Remember a few posts ago, when I told you that the organist from my church, who is Russian, wanted to do a recital with me? Well, in that post, I mentioned that he loved the Russian composer Mikhail Glinka, and he encouraged me to explore this composer. He said he would help me with the Russian language.
Well, why not?
Well, here's why not. Isn't singing in Russian kind of advanced? Isn't singing in Russian something you do after you've established your international opera career and have a recital schedule around the world and a recording contract? Isn't singing in Russian something you do for your thesis project in graduate music school? Does a little struggling avocational singer such as myself ever sing in Russian?
To make a long story short, I figured Russian was way off my radar, considering the fact that I don't know any other languages except Spanish yet, and I just figured that it would be years and years and years before I got to Russian, and being that I'm older and all, I just figured maybe Russian might be for another lifetime or something. That's the way I perceived it, at any rate. We all know how faulty our perceptions can be, however. But, in a similar way as to how we have to give our voices freedom, and not constrict them or try to mold and shape them to what we want them to be, we also have to give our repertoire development and education freedom to develop and grow the way it wants to. If a pianist comes into my life who would like to collaborate on some music and can school me on Russian stuff, I'm not going to say I'm not ready for that. It's an opportunity and it's the way the larger musical forces of the universe are kind of guiding me to a new area of exploration, enrichment and study.
So, I set about to get my hands on some Glinka music. I didn't have great luck finding a collection of Glinka songs from my usual Internet sources, so getting some was either going to involve getting myself to a good music store or library -- like the Juilliard store or the New York Public Library for Performing Arts -- or, as I wrote about in that same blog post -- challenge myself by doing something I'd wanted to do for a long time -- calling Glendower Jones, owner of Classical Vocal Repertoire.
I have to admit that I have a fear of calling people on the telephone. They even have a psychological term for people afraid to make phone calls -- "Call Reluctance." It's usually connected with a career in sales, but it revolves around being afraid of self-promotion. I've written on this blog before about how I didn't continue to pursue a career in theater because of this distaste for self-promotion. One time I even bought a book to try to help me get over my fear, back when I had a little scrapbooking hobby business. I can't find the book I had back then but it was something along the lines of I'd Rather Have a Root Canal Than do Cold Calling!
Anyway, you'd think that if you were not a professional singer, you would not have to do any cold calling or self-promotion, and that one of the perks of being an Avocational Singer is that you'd have an easy life, right?
Avocational Singers have to do scary icky things too if they want to grow and be all that they can be.

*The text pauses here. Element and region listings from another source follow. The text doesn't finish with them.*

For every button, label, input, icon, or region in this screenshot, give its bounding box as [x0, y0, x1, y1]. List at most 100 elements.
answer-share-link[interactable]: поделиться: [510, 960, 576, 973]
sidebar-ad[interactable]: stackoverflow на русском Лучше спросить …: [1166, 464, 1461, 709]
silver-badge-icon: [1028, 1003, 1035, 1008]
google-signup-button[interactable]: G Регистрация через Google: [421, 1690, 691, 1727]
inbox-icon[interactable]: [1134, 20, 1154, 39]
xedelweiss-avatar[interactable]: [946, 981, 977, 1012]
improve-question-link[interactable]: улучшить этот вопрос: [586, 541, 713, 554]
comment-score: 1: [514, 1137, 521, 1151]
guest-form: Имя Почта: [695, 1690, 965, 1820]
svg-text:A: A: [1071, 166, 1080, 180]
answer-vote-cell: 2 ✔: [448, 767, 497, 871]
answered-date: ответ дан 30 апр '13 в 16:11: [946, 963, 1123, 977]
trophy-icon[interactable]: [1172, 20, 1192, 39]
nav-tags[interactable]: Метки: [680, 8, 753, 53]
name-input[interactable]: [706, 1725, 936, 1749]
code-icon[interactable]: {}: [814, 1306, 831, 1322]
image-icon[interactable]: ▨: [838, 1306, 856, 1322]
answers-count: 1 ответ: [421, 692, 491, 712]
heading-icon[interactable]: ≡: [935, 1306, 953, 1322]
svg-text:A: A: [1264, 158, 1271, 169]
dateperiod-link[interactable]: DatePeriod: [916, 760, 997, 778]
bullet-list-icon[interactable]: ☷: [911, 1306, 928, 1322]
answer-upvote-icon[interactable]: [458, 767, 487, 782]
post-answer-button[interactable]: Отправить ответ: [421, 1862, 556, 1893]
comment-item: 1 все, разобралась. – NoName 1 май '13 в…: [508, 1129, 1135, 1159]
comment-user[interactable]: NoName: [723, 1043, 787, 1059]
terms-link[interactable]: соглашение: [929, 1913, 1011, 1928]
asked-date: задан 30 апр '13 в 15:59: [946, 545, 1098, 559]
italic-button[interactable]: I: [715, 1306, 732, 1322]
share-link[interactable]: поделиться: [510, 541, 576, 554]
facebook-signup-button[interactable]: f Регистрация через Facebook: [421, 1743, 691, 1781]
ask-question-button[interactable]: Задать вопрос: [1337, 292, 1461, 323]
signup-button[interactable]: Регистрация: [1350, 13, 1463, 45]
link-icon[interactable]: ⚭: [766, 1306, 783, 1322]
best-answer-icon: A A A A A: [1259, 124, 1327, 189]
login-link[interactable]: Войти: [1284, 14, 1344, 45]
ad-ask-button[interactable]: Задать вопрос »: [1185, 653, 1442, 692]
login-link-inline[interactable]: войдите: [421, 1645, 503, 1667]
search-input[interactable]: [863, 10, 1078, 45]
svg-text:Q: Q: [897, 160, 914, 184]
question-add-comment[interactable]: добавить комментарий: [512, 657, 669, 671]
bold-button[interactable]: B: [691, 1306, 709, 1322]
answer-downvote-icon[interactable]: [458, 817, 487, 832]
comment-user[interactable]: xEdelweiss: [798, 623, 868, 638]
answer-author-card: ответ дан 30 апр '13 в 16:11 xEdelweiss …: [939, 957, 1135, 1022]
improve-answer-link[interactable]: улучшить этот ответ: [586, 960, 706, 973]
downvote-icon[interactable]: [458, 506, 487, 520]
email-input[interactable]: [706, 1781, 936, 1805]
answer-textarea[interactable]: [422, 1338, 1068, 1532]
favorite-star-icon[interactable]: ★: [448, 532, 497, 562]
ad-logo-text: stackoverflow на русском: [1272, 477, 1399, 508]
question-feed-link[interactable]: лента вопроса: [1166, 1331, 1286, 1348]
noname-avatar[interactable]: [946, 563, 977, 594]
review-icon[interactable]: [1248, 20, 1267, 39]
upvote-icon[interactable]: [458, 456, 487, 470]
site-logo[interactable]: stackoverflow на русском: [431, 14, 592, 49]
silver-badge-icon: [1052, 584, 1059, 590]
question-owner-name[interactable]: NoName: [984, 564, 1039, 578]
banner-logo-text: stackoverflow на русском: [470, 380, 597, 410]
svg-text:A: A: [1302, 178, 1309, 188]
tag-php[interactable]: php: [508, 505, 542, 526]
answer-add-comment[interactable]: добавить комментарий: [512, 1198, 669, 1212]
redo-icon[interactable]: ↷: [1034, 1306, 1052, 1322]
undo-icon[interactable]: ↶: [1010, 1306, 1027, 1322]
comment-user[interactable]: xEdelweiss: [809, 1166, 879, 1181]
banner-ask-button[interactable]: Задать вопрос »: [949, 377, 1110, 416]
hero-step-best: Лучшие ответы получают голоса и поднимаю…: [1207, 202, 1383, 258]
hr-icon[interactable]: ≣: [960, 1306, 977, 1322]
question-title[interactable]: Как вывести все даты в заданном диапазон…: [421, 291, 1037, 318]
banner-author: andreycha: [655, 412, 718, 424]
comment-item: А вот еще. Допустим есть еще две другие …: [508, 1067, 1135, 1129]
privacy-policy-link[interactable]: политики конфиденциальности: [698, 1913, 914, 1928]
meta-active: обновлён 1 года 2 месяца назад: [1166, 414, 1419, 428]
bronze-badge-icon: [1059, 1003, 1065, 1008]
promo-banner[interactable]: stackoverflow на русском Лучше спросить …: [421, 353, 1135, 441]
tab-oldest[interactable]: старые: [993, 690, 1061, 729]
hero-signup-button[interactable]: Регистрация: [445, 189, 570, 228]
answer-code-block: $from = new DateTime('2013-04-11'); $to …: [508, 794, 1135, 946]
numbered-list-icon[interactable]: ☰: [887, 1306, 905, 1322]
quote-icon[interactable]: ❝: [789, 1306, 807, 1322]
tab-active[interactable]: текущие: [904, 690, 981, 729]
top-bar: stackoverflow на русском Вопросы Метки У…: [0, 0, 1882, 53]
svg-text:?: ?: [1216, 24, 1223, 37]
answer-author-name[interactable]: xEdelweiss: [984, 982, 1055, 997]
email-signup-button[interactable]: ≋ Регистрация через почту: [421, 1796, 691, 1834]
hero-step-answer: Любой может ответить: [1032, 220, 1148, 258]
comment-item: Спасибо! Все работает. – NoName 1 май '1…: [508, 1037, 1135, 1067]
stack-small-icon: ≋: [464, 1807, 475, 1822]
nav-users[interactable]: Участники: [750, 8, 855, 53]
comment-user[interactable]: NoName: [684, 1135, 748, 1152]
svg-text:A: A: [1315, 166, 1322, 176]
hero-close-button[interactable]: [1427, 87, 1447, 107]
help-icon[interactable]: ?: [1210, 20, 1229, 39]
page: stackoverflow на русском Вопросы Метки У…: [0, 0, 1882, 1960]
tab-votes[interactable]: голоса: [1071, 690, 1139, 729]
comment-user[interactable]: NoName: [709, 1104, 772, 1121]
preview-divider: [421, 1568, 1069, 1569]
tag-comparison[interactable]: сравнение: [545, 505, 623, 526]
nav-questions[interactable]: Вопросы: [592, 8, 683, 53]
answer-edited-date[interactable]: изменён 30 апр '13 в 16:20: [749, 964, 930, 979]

So, after exhausting many possibilities, it seemed that the musical forces that be were setting me up to make that scary phone call to Glendower Jones. Now, people who have phone fear are afraid of rejection. It doesn't matter what kind of rejection. Just rejection in general. Rationality does not come into play. If it did, it would not be scary, because our intellect would tell us that the worse thing that could happen when we call the music book store would be "No, I'm sorry, we don't have any Glinka."
Actually, no, for the person with these kind of fears, the worst thing that could happen would be for them to say, "NO! We don't have any Glinka, and never never never bother me again!!!" in a really mean scary voice.
Okay, well, back to the task. So, my task, if I really wanted to proceed on, was to make this phone call.
And I bet you all know what happened. Glendower Jones was one of the kindest and most wonderful of professional people to call on the phone. He was extremely knowledgeable and helpful, just as I'd heard from all kinds of singers that he was.
He had a complete volume of Glinka songs, of course, and he took the order and sent it.
Now the real treat is that the book came today and it was a beautiful volume, one that any singer would want to have in his/her collection. Here's a picture:
The hardcover book felt soft and smooth to the touch. It came protected by a sturdy cardboard enclosure, and the invoice was printed on a cream-colored paper that was heavy and smooth.
Since our phone conversation had gone so well, I was brave enough to mention an Argentinian composer, whose songs I had searched for and been unable to find. Mr. Jones, as a response to that conversation, had enclosed with my order a sheet, on the same creamy paper, a list of available titles from that composer.
I ended up really liking doing business "the old fashioned way," without the impersonal filling in of Internet forms.
I was delighted by the entire experience, and feel that by pushing past my fear, I reaped a great benefit of now having a great source from which to purchase my music.
In the end, I've realized that having a passion for something forces me to grow. When you really have an interest and you really love something, scary obstacles might delay you temporarily, but the desire to explore, find out and see eventually wins out overcomes the fear. One gets to the point where in order to continue on, you have to face the scary monster and it is that desire to see it through that helps you take the growth step.